Kilian Jornet (Image credit: Killian Jornet)

Kilian Jornet (born 1987) is a different kind of adventurer altogether. Most people probably wouldn’t identify him as a mountaineer. Yet to label him as a runner, which most probably would if they had to choose one word, is also a flawed view. There are greater mountaineers out there in terms of achievements on technical peaks in the Greater Ranges. However, Kilian’s blistering speed and incredible feats of endurance make him very difficult to ignore. He’s simply a superhuman athlete who has redefined what’s possible when it comes to going fast in the mountains.

He grew up in a Pyrenean mountain hut, was stood on his first alpine 4,000er at the age of six and soon went on to win countless races on skis and on foot. He’s claimed victory at the Ultra-Trail du Tour du Mont-Blanc (UTMB) an incredible four times. 

However, it’s his exploits on, not around, the mountains that warrant his inclusion here. Various FKTs have tumbled at his hands (or feet), including the Matterhorn and Mont Blanc. In 2017, he ascended to Everest’s summit twice in a single week and without supplementary oxygen, taking just 26 hours from base camp. In 2024, he astonished everyone by climbing all 82 peaks in the Alps over 4,000 meters without mechanical assistance in just 19 days. I reckon we can safely say he’s a mountaineer – and a pretty good one at that.

Nimsdai Purja

Nismdai Purja  (Image credit: Netflix © 2021)

You’d have to have been living under a rock to have not heard of the remarkable achievements of Nismdai Purja (born 1983). In 2019, the Nepali stunned the mountaineering world by climbing all fourteen 8,000-meter peaks in less than seven months. He then went on to lead the first winter ascent of K2, one of the last great prizes in high-altitude mountaineering, in 2021. In 2024, two separate allegations of sexual assault were made against Purja, which he claimed were ‘false and defamatory’.

Andrzej Bargiel

Andrzej Bargiel (1988 – present day) (Image credit: Getty Images)
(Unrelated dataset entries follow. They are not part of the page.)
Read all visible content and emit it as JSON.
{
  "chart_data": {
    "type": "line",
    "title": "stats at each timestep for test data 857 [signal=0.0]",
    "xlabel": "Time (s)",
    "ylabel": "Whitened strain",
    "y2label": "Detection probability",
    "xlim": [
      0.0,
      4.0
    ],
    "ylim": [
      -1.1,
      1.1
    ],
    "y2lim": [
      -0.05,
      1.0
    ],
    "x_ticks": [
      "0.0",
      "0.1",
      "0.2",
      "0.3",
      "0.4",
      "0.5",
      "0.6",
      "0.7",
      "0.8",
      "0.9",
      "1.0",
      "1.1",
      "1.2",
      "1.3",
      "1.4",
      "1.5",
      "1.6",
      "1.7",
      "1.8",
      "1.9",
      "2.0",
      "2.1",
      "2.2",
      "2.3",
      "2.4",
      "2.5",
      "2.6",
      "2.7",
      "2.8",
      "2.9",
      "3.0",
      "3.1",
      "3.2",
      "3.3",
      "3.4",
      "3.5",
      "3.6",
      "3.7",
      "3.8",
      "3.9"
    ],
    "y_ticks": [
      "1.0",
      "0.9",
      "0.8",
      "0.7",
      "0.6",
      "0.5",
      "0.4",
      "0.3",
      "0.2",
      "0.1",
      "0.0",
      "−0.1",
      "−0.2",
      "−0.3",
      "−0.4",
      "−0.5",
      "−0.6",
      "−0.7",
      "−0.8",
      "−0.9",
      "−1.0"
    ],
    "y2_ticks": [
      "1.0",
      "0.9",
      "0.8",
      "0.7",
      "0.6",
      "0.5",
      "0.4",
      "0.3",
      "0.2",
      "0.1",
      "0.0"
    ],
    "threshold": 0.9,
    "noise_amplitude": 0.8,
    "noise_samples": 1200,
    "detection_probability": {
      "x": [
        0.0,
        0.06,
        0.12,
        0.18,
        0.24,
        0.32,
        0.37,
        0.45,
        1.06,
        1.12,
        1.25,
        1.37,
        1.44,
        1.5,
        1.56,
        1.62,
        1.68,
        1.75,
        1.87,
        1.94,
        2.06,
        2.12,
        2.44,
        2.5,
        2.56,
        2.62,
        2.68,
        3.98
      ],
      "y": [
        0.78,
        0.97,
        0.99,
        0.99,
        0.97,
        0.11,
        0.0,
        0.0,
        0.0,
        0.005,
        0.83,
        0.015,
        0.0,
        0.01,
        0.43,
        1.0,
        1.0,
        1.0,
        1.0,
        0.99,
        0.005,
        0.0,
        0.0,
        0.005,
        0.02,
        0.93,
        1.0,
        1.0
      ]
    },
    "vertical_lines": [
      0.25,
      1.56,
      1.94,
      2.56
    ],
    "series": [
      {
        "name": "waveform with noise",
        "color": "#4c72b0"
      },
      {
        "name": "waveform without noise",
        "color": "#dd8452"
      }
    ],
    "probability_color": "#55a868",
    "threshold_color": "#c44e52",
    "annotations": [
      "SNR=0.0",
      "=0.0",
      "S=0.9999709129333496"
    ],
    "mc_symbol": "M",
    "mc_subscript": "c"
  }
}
In the world of ski mountaineering, Andrzej Bargiel’s (born 1988) star is shining bright at the moment. Like Kilian Jornet, the Pole excels when it comes to speed and has achieved stunningly fast ascents on some of the world’s highest mountains, such as K2, Shishapangma, Manaslu and Broad Peak, before skiing down them. In 2023, he achieved the incredible feat of ascending and then skiing down all four 8,000-meter peaks in the Karakorum without supplementary oxygen.

Nicolas Hojac

Swiss giants, the Eiger, Mönch and Jungfrau, Hojac's local playground (Image credit: Getty)

The prodigious Swiss talent Nicolas Hojac (born 1992) specializes in speed ascents of technical mountain walls. In his youth, he became one of the youngest people to successfully complete the alpine north face trilogy of the Matterhorn, Eiger and Grandes Jorasses. Back on the Eiger, he set a new speed record in 2015 on the iconic North Face, alongside Ueli Steck, ascending in just 3 hours and 46 minutes.